Thread Pooling

Version: 0.1.0 Date: October 08, 2025 SPDX-License-Identifier: BSD-3-Clause License File: See the LICENSE file in the project root. Copyright: © 2025 Michael Gardner, A Bit of Help, Inc. Authors: Michael Gardner Status: Draft

This chapter explores the pipeline's thread pool architecture, configuration strategies, and tuning guidelines for optimal performance across different workload types.

Overview

The pipeline employs a dual thread pool architecture that separates async I/O operations from sync CPU-bound computations:

  • Tokio Runtime: Handles async I/O operations (file reads/writes, database queries, network)
  • Rayon Thread Pools: Handles parallel CPU-bound operations (compression, encryption, hashing)

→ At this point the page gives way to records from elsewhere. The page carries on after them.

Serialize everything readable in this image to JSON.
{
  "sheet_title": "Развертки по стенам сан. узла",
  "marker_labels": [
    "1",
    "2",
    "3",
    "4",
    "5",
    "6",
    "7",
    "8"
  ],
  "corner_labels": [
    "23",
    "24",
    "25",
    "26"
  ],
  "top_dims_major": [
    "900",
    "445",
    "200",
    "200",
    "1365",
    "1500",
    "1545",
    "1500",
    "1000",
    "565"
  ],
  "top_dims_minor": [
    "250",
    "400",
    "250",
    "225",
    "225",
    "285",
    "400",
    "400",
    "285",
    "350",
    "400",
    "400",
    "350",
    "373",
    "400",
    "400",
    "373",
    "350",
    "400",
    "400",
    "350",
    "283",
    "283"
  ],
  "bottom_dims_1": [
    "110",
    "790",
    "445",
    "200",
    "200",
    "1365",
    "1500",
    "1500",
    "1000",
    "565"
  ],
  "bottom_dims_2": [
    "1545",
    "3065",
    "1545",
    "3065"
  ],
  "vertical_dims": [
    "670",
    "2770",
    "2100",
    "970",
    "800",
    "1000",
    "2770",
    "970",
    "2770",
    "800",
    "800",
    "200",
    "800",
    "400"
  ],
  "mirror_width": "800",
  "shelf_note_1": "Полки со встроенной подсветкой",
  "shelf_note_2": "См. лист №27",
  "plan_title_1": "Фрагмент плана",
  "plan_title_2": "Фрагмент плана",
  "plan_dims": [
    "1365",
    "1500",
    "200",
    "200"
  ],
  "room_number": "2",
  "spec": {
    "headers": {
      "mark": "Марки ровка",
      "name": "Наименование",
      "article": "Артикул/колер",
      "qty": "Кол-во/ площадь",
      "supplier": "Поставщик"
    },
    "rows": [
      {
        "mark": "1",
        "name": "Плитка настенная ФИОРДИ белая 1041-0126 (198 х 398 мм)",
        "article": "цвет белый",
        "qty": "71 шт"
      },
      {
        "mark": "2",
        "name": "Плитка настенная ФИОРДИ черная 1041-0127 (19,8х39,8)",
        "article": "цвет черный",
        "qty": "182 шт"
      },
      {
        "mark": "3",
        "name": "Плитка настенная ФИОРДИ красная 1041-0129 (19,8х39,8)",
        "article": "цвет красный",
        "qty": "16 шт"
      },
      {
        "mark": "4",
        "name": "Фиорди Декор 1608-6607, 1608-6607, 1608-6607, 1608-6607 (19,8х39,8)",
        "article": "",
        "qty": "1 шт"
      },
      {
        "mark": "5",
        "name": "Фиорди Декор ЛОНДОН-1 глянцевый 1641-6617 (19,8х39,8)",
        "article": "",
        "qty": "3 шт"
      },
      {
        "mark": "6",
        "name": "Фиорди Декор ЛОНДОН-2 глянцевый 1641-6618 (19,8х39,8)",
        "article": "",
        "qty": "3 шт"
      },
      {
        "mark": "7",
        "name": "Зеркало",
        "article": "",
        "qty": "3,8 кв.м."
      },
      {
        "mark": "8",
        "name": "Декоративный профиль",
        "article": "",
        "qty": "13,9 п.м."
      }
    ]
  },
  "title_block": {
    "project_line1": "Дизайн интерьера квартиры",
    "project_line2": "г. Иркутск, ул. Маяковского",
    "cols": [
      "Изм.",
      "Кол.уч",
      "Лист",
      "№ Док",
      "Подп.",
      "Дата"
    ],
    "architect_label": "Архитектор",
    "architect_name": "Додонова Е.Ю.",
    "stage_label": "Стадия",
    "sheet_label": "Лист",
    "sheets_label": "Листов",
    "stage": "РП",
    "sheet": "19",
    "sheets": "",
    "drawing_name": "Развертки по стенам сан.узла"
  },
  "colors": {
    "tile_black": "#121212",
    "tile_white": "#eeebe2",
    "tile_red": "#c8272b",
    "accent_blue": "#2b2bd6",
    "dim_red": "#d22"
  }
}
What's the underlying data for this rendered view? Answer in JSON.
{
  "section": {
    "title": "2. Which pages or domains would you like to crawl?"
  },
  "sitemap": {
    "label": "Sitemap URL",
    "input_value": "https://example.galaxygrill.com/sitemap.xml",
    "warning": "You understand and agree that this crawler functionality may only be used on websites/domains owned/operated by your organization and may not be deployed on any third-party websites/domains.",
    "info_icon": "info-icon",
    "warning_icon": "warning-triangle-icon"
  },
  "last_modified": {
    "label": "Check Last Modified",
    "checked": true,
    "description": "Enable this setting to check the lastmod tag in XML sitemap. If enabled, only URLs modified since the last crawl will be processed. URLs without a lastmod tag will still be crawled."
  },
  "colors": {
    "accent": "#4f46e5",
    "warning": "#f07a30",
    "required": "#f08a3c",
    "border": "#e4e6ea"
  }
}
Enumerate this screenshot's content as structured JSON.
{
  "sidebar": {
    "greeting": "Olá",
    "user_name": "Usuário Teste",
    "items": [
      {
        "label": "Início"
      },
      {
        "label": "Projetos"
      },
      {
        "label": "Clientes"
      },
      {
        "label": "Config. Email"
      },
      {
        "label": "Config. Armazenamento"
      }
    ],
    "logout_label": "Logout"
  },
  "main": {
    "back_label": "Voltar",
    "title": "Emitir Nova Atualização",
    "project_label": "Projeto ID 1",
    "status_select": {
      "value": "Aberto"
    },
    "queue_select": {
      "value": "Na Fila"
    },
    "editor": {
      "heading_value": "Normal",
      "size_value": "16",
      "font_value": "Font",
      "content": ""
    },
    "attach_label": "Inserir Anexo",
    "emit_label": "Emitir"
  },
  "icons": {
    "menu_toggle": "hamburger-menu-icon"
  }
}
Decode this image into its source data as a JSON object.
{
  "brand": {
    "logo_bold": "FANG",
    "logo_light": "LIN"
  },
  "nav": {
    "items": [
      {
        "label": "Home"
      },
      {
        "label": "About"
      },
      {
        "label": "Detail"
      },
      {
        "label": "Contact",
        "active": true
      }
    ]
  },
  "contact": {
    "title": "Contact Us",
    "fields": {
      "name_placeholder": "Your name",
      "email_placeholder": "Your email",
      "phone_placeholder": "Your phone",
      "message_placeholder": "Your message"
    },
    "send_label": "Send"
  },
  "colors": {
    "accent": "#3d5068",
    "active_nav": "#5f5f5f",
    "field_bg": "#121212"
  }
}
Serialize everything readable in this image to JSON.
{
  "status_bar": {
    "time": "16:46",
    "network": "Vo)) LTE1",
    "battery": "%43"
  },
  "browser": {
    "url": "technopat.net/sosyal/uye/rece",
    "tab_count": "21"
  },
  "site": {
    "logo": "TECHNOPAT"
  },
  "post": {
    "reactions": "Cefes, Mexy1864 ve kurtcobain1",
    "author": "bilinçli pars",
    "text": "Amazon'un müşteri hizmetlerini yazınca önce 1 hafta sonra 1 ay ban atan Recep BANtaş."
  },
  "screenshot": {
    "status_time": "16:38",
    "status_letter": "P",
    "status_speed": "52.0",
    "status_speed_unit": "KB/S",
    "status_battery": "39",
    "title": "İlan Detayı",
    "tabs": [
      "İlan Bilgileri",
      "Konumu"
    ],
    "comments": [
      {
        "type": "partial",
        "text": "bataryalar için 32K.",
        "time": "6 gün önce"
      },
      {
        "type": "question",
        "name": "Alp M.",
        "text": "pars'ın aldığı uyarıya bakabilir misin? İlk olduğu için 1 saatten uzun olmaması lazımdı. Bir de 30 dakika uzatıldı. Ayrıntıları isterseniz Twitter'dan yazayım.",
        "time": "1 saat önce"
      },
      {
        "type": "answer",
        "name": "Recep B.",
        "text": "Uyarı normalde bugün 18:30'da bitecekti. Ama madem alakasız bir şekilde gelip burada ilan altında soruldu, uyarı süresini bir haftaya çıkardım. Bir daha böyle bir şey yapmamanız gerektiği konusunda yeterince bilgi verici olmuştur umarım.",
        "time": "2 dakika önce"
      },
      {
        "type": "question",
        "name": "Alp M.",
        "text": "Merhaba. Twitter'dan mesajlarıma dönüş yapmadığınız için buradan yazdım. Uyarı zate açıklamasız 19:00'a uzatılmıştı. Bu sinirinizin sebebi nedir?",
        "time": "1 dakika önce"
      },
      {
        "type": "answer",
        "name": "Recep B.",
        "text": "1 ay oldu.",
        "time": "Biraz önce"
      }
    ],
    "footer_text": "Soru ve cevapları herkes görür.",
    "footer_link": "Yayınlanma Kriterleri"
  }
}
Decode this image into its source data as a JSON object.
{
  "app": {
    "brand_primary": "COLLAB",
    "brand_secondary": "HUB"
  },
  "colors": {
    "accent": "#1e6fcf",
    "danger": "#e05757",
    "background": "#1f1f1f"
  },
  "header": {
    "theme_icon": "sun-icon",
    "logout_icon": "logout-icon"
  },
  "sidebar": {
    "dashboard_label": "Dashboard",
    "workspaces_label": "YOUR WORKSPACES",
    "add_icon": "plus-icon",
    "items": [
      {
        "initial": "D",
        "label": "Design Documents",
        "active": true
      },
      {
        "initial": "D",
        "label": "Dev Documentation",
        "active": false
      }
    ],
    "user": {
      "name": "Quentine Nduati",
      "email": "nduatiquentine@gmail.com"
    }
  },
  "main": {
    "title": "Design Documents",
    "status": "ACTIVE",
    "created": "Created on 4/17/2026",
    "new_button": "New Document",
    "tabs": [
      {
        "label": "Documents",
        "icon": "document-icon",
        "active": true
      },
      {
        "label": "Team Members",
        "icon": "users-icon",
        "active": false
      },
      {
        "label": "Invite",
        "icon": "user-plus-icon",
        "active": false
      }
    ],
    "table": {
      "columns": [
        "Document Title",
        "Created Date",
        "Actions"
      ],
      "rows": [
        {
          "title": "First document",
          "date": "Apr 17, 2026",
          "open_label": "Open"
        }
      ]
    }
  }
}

This separation prevents CPU-intensive work from blocking async tasks and ensures optimal resource utilization.

Thread Pool Architecture

Dual Pool Design

┌─────────────────────────────────────────────────────────────┐
│                    Async Layer (Tokio)                      │
│  ┌──────────────────────────────────────────────────────┐   │
│  │  Multi-threaded Tokio Runtime                        │   │
│  │  - Work-stealing scheduler                           │   │
│  │  - Async I/O operations                              │   │
│  │  - Task coordination                                 │   │
│  │  - Event loop management                             │   │
│  └──────────────────────────────────────────────────────┘   │
└─────────────────────────────────────────────────────────────┘
                                │
                                │ spawn_blocking()
                                ▼
┌─────────────────────────────────────────────────────────────┐
│                  Sync Layer (Rayon Pools)                   │
│  ┌──────────────────────────────────────────────────────┐   │
│  │  CPU-Bound Pool (rayon-cpu-{N})                      │   │
│  │  - Compression operations                            │   │
│  │  - Encryption/decryption                             │   │
│  │  - Checksum calculation                              │   │
│  │  - Complex transformations                           │   │
│  └──────────────────────────────────────────────────────┘   │
│  ┌──────────────────────────────────────────────────────┐   │
│  │  Mixed Workload Pool (rayon-mixed-{N})               │   │
│  │  - File processing with transformations              │   │
│  │  - Database operations with calculations             │   │
│  │  - Network operations with data processing           │   │
│  └──────────────────────────────────────────────────────┘   │
└─────────────────────────────────────────────────────────────┘

Thread Naming Convention

All worker threads are named for debugging and profiling:

  • Tokio threads: Default Tokio naming (tokio-runtime-worker-{N})
  • Rayon CPU pool: rayon-cpu-{N} where N is the thread index
  • Rayon mixed pool: rayon-mixed-{N} where N is the thread index

This naming convention enables:

  • Easy identification in profilers (e.g., perf, flamegraph)
  • Clear thread attribution in stack traces
  • Simplified debugging of concurrency issues

Tokio Runtime Configuration

Default Configuration

The pipeline uses Tokio's default multi-threaded runtime:

#[tokio::main]
async fn main() -> Result<()> {
    // Tokio runtime initialized with default settings
    run_pipeline().await
}

Default Tokio Settings:

  • Worker threads: Equal to number of CPU cores (via std::thread::available_parallelism())
  • Thread stack size: 2 MiB per thread
  • Work-stealing: Enabled (automatic task balancing)
  • I/O driver: Enabled (async file I/O, network)
  • Time driver: Enabled (async timers, delays)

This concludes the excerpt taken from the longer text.